The United States was at a significant disadvantage to begin with, as the United States Navy is no match for the British Royal Navy and its ships-of-the-line. By invoking war with the United Kingdom, the Captains of American Industry made a significant misstep in war strategy. The War of 1812 showed the United Kingdom’s great naval strength as it was able to effectively blockade the U.S. and strangle its resources and trade. During moderated caucuses, the Captains of American Industry noted that the U.S. could suffer a similar fate, which would not only be detrimental to the country’s economy but also to its respective industries.
The Captains of American Industry decided to take matters into their own hands, negotiating an alliance with Germany. Harrison and the Union Club allowed Germany to take Cuba, suspending the Monroe Doctrine, in exchange for help against the British fleet. The directive passed with support from the vast majority of the committee, but had unintended consequences. Spain, angry at the United States granting Germany permission to invade Cuba, declared war against the U.S.
“You are at war with two separate countries,” President Benjamin Harrison reminded the Captains of American Industry during a crisis update. “You must address these pressing issues.”
In order to establish peace with the United Kingdom, several delegates sent communiques to Her Majesty Queen Victoria to negotiate a peace treaty.
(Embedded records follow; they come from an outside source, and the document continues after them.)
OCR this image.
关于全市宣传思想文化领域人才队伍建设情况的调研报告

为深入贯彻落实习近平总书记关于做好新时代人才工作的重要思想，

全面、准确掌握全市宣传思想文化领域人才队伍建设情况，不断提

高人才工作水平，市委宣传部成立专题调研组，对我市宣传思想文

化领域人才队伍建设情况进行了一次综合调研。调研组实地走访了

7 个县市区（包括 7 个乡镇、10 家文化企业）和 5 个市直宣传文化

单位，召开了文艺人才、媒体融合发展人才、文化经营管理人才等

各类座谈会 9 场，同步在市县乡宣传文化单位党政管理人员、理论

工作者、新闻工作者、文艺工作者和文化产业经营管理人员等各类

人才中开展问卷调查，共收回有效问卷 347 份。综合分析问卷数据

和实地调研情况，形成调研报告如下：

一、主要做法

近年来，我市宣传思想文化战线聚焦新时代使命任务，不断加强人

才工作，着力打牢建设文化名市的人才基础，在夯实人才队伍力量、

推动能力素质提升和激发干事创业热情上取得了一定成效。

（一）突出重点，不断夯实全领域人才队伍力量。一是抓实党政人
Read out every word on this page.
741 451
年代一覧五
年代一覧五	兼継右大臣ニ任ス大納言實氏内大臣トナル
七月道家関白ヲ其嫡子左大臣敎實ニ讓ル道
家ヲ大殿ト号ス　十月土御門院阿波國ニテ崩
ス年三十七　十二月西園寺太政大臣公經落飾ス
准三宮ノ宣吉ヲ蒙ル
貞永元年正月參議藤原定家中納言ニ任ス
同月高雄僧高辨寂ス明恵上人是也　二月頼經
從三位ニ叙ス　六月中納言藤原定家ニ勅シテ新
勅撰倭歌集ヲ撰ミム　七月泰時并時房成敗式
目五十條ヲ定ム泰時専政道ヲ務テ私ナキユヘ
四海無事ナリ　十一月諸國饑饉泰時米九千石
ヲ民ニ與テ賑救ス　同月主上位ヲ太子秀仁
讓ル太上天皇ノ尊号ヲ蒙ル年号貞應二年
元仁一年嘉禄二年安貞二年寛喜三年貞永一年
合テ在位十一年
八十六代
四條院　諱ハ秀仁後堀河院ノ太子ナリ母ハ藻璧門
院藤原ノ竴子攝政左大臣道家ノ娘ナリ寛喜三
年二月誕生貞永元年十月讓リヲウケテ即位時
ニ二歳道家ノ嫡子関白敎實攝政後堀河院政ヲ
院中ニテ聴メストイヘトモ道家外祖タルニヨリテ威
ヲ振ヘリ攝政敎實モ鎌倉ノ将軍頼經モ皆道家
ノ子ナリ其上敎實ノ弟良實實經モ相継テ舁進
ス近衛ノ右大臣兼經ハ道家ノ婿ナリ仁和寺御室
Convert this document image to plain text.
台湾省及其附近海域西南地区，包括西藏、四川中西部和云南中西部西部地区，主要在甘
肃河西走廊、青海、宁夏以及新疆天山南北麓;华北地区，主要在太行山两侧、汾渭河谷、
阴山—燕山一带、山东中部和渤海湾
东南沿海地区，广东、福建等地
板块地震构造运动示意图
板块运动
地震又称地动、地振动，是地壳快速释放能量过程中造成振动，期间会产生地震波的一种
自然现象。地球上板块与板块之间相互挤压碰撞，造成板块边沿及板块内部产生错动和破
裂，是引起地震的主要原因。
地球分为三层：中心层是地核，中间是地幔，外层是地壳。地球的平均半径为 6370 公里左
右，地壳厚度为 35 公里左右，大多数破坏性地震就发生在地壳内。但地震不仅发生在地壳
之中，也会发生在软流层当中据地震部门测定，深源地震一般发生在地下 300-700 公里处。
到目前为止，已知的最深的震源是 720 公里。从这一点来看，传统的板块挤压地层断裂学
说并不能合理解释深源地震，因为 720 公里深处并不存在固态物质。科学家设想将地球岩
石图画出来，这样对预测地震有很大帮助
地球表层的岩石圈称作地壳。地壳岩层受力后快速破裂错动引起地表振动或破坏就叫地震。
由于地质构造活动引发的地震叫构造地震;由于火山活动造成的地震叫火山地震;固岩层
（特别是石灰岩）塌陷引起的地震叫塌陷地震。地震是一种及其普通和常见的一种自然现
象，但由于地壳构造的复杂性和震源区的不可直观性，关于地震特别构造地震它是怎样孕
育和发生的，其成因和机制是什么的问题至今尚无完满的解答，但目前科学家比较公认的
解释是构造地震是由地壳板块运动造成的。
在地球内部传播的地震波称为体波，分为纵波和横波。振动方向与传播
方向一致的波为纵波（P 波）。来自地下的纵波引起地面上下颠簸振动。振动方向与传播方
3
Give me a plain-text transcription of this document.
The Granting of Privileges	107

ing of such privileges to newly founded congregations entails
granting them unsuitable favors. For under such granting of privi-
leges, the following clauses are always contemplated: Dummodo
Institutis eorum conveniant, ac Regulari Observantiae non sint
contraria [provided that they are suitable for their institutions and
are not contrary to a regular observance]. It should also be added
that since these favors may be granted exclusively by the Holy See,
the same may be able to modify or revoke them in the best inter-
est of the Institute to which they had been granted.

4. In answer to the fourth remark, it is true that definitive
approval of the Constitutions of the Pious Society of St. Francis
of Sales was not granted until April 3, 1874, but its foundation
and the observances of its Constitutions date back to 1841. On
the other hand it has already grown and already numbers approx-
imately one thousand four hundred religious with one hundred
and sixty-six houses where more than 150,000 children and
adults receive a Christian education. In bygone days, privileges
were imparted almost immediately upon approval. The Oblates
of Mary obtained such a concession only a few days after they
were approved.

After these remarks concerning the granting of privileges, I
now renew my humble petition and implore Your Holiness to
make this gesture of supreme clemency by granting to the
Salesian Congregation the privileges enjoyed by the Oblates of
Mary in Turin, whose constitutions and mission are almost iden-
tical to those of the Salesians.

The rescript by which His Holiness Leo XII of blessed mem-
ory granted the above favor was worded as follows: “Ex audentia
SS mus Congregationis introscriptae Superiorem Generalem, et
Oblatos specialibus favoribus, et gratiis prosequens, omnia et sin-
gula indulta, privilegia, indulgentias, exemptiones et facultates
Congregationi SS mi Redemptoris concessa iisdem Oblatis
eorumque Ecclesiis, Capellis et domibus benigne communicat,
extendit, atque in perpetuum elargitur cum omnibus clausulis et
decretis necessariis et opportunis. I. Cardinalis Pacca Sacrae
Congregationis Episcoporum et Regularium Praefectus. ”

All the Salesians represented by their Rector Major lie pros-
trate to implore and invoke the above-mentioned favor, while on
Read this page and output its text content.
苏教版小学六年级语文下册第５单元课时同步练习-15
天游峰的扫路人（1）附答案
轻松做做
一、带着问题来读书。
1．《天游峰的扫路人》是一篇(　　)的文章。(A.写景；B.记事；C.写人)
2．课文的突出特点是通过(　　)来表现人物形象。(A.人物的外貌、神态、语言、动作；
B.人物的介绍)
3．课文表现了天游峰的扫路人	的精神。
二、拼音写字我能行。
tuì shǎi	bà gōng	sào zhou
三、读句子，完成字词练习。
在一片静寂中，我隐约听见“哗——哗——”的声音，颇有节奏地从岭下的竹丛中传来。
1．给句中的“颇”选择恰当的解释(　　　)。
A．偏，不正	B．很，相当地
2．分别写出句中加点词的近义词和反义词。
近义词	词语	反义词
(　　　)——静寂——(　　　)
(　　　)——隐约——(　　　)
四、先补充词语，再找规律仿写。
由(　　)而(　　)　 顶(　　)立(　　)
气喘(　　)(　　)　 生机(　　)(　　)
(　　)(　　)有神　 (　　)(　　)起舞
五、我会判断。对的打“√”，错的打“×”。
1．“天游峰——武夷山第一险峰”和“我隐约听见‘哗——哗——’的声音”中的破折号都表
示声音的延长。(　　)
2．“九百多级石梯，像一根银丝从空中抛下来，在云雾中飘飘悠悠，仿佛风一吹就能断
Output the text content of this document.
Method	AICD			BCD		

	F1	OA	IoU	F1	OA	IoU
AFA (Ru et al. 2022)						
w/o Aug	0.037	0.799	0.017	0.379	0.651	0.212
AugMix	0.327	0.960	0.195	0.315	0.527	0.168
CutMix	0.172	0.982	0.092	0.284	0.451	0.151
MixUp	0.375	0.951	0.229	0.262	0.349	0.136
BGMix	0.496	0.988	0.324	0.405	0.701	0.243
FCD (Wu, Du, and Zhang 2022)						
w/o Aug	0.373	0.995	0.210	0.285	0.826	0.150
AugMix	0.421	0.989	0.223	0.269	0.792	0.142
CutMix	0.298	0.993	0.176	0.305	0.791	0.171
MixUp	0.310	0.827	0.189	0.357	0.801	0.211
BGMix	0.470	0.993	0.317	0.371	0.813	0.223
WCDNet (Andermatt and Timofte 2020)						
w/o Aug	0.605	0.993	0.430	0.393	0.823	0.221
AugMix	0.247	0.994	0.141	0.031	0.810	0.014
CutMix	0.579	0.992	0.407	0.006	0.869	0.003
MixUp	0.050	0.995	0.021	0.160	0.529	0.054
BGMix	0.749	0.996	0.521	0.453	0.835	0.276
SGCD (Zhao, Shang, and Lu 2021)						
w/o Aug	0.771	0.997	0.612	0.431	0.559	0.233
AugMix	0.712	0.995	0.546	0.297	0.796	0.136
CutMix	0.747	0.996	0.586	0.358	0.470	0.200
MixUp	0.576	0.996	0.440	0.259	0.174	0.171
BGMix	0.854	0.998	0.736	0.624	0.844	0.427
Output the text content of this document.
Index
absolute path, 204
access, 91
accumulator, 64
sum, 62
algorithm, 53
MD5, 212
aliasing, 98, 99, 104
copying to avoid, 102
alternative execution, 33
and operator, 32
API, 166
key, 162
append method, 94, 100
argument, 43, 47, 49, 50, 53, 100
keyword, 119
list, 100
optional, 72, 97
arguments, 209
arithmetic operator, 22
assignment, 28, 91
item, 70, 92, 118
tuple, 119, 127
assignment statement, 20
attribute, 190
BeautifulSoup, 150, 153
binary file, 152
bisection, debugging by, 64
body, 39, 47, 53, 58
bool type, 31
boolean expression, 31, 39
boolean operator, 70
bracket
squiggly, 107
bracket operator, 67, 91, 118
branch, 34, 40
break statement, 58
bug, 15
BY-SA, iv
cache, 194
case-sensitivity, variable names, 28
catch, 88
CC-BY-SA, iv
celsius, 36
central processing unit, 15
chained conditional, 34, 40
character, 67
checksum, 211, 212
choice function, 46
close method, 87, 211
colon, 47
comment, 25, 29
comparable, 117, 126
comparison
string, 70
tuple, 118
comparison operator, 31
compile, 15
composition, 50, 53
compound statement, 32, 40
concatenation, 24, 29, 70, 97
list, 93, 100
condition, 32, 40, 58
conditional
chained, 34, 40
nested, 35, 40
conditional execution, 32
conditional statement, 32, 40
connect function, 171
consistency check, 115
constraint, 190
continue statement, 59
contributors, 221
The Queen responded in a communique of her own, stating that while the United Kingdom also wished for peace between the warring nations, the British could not rest until the Cuba question and Germany’s engagement were also addressed.
The Captains of American Industry were divided into two sections; half of the industry leaders supported negotiating peace with the United Kingdom, while another half advocated for invading Canada and Puerto Rico to assert dominance over North America. One directive supported the American invasion of Canada for its oil supplies, which would also boost profits for certain industry leaders.
“We should take advantage of this situation,” P.T. Barnum of Barnum & Bailey Circus said. “We can expand northwards and southwards and continue to make this country great.”
The Captains of American Industry must find a solution to the various wars that the United States is now engaged in.